In 1981, Tylenol accounted for nearly 20 percent of the profits of its parent company Johnson & Johnson. Both brands were thriving. But then, in 1982, someone in Chicago tampered with Tylenol bottles, ultimately poisoning seven people with cyanide.

It was an absolute disaster for Johnson & Johnson. Tylenol sales plummeted. But what happened next was a masterwork in crisis response, one that continues to be taught in business schools today.

Back in the early 1980s, no product aside from cars had ever been recalled in the United States. The FDA and FBI were both against the idea when Johnson & Johnson CEO James Burke floated it. But Burke humbly recognized his responsibility to the people who trusted Johnson & Johnson with their health. He knew that their trust was all that mattered. So he made the decision to recall every Tylenol capsule on every shelf in America – over 31 million bottles. What’s more, the product would relaunch with new tamper-proof packaging. The whole recall cost upwards of $100 million.
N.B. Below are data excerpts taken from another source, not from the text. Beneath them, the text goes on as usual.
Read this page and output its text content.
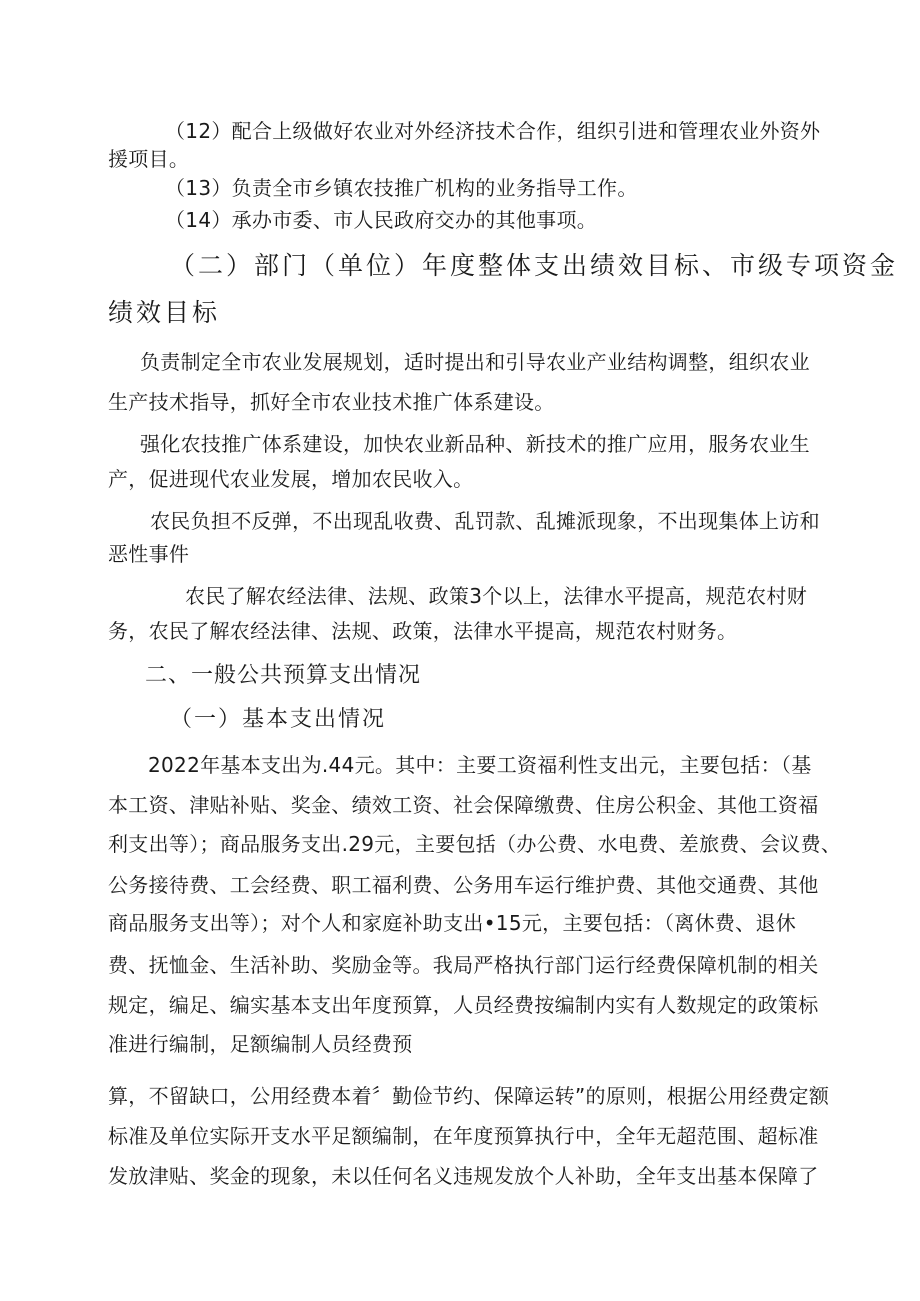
（12）配合上级做好农业对外经济技术合作，组织引进和管理农业外资外
援项目。
（13）负责全市乡镇农技推广机构的业务指导工作。
（14）承办市委、市人民政府交办的其他事项。
（二）部门（单位）年度整体支出绩效目标、市级专项资金
绩效目标
负责制定全市农业发展规划，适时提出和引导农业产业结构调整，组织农业
生产技术指导，抓好全市农业技术推广体系建设。
强化农技推广体系建设，加快农业新品种、新技术的推广应用，服务农业生
产，促进现代农业发展，增加农民收入。
农民负担不反弹，不出现乱收费、乱罚款、乱摊派现象，不出现集体上访和
恶性事件
农民了解农经法律、法规、政策3个以上，法律水平提高，规范农村财
务，农民了解农经法律、法规、政策，法律水平提高，规范农村财务。
二、一般公共预算支出情况
（一）基本支出情况
2022年基本支出为.44元。其中：主要工资福利性支出元，主要包括：（基
本工资、津贴补贴、奖金、绩效工资、社会保障缴费、住房公积金、其他工资福
利支出等）；商品服务支出.29元，主要包括（办公费、水电费、差旅费、会议费、
公务接待费、工会经费、职工福利费、公务用车运行维护费、其他交通费、其他
商品服务支出等）；对个人和家庭补助支出•15元，主要包括：（离休费、退休
费、抚恤金、生活补助、奖励金等。我局严格执行部门运行经费保障机制的相关
规定，编足、编实基本支出年度预算，人员经费按编制内实有人数规定的政策标
准进行编制，足额编制人员经费预
算，不留缺口，公用经费本着〞勤俭节约、保障运转”的原则，根据公用经费定额
标准及单位实际开支水平足额编制，在年度预算执行中，全年无超范围、超标准
发放津贴、奖金的现象，未以任何名义违规发放个人补助，全年支出基本保障了
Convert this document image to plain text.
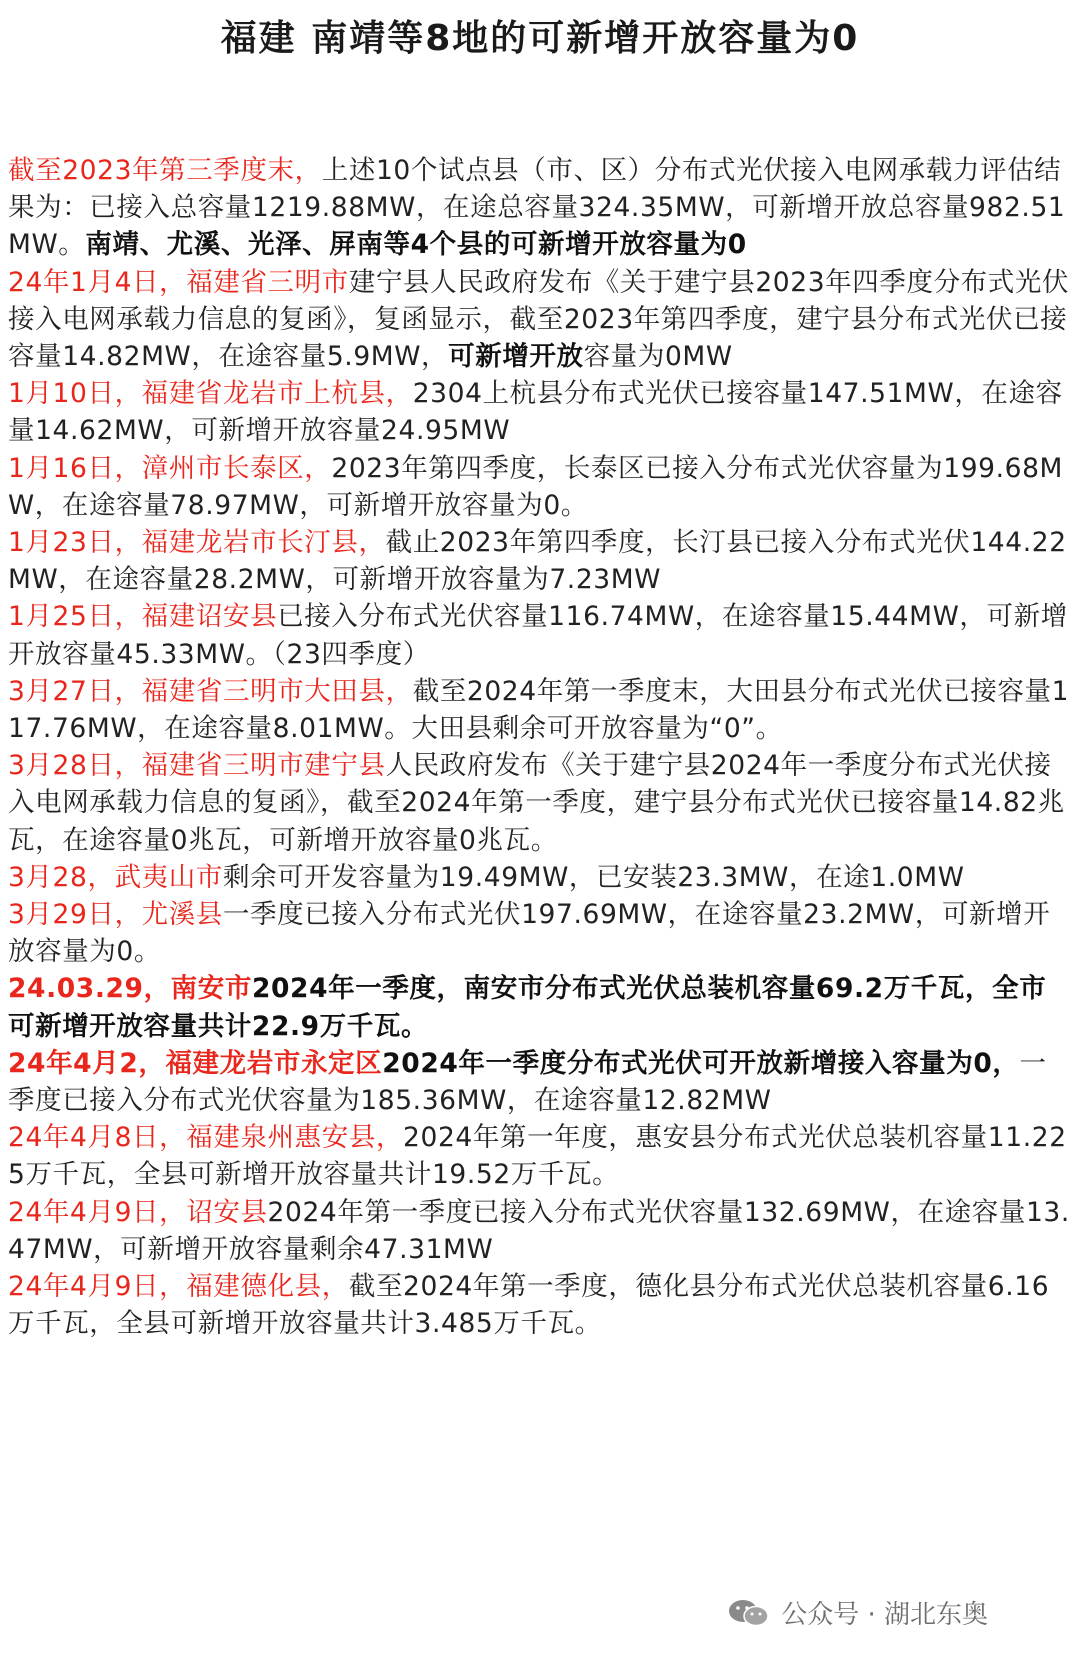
福建 南靖等8地的可新增开放容量为0

截至2023年第三季度末，上述10个试点县（市、区）分布式光伏接入电网承载力评估结果为：已接入总容量1219.88MW，在途总容量324.35MW，可新增开放总容量982.51MW。南靖、尤溪、光泽、屏南等4个县的可新增开放容量为0

24年1月4日，福建省三明市建宁县人民政府发布《关于建宁县2023年四季度分布式光伏接入电网承载力信息的复函》，复函显示，截至2023年第四季度，建宁县分布式光伏已接容量14.82MW，在途容量5.9MW，可新增开放容量为0MW

1月10日，福建省龙岩市上杭县，2304上杭县分布式光伏已接容量147.51MW，在途容量14.62MW，可新增开放容量24.95MW

1月16日，漳州市长泰区，2023年第四季度，长泰区已接入分布式光伏容量为199.68MW，在途容量78.97MW，可新增开放容量为0。

1月23日，福建龙岩市长汀县，截止2023年第四季度，长汀县已接入分布式光伏144.22MW，在途容量28.2MW，可新增开放容量为7.23MW

1月25日，福建诏安县已接入分布式光伏容量116.74MW，在途容量15.44MW，可新增开放容量45.33MW。（23四季度）

3月27日，福建省三明市大田县，截至2024年第一季度末，大田县分布式光伏已接容量117.76MW，在途容量8.01MW。大田县剩余可开放容量为“0”。

3月28日，福建省三明市建宁县人民政府发布《关于建宁县2024年一季度分布式光伏接入电网承载力信息的复函》，截至2024年第一季度，建宁县分布式光伏已接容量14.82兆瓦，在途容量0兆瓦，可新增开放容量0兆瓦。

3月28，武夷山市剩余可开发容量为19.49MW，已安装23.3MW，在途1.0MW

3月29日，尤溪县一季度已接入分布式光伏197.69MW，在途容量23.2MW，可新增开放容量为0。

24.03.29，南安市2024年一季度，南安市分布式光伏总装机容量69.2万千瓦，全市可新增开放容量共计22.9万千瓦。

24年4月2，福建龙岩市永定区2024年一季度分布式光伏可开放新增接入容量为0，一季度已接入分布式光伏容量为185.36MW，在途容量12.82MW

24年4月8日，福建泉州惠安县，2024年第一年度，惠安县分布式光伏总装机容量11.225万千瓦，全县可新增开放容量共计19.52万千瓦。

24年4月9日，诏安县2024年第一季度已接入分布式光伏容量132.69MW，在途容量13.47MW，可新增开放容量剩余47.31MW

24年4月9日，福建德化县，截至2024年第一季度，德化县分布式光伏总装机容量6.16万千瓦，全县可新增开放容量共计3.485万千瓦。

公众号 · 湖北东奥
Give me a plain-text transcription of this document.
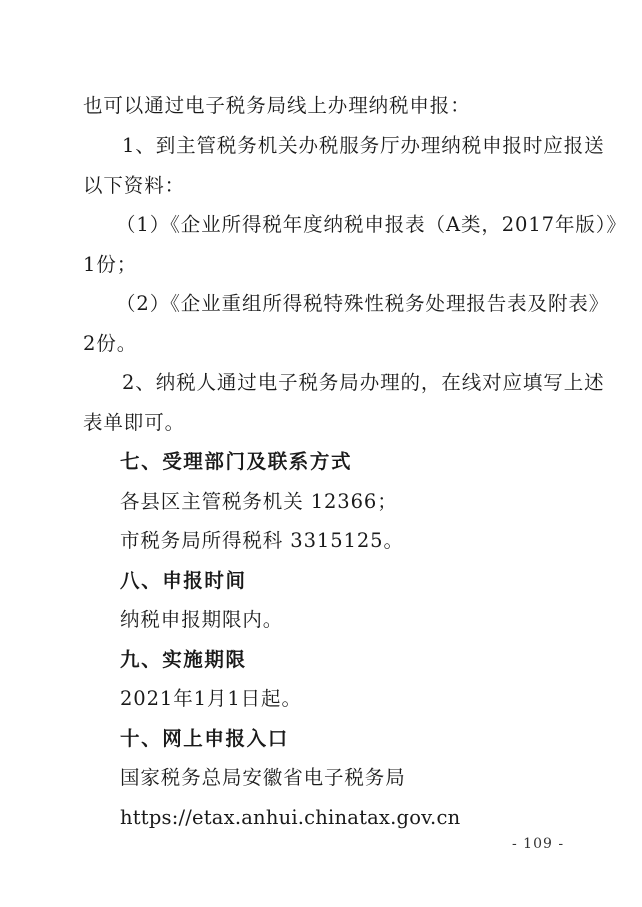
也可以通过电子税务局线上办理纳税申报：
1、到主管税务机关办税服务厅办理纳税申报时应报送
以下资料：
（1）《企业所得税年度纳税申报表（A类，2017年版）》
1份；
（2）《企业重组所得税特殊性税务处理报告表及附表》
2份。
2、纳税人通过电子税务局办理的，在线对应填写上述
表单即可。
七、受理部门及联系方式
各县区主管税务机关 12366；
市税务局所得税科 3315125。
八、申报时间
纳税申报期限内。
九、实施期限
2021年1月1日起。
十、网上申报入口
国家税务总局安徽省电子税务局
https://etax.anhui.chinatax.gov.cn
- 109 -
But Burke’s decisive, transparent action was priceless. Within two months, Johnson & Johnson’s stock price had returned to its pre-crisis high. By the end of 1983, Tylenol had recaptured nearly all of the pain-reliever market.

Good leadership can save a business when catastrophe strikes. But what happens if the leaders are in disarray?

Remember Method founders Eric Ryan and Adam Lowry from blink 2? The ones with the shared office, bickering over their daily ramen? If you thought that sounded a lot like a marriage, well, Eric himself said it first. After Eric and Adam launched a new product line in 2008 that failed to take off, the partners took it out on each other. Eric says they were at each other’s throats – for a few years! The partnership was in serious jeopardy.

But they were more committed to their broader purpose than they were to their petty feud. In the end, with patience and sensitivity, they made it through the rough patch, and sold Method in 2012 for an undisclosed sum.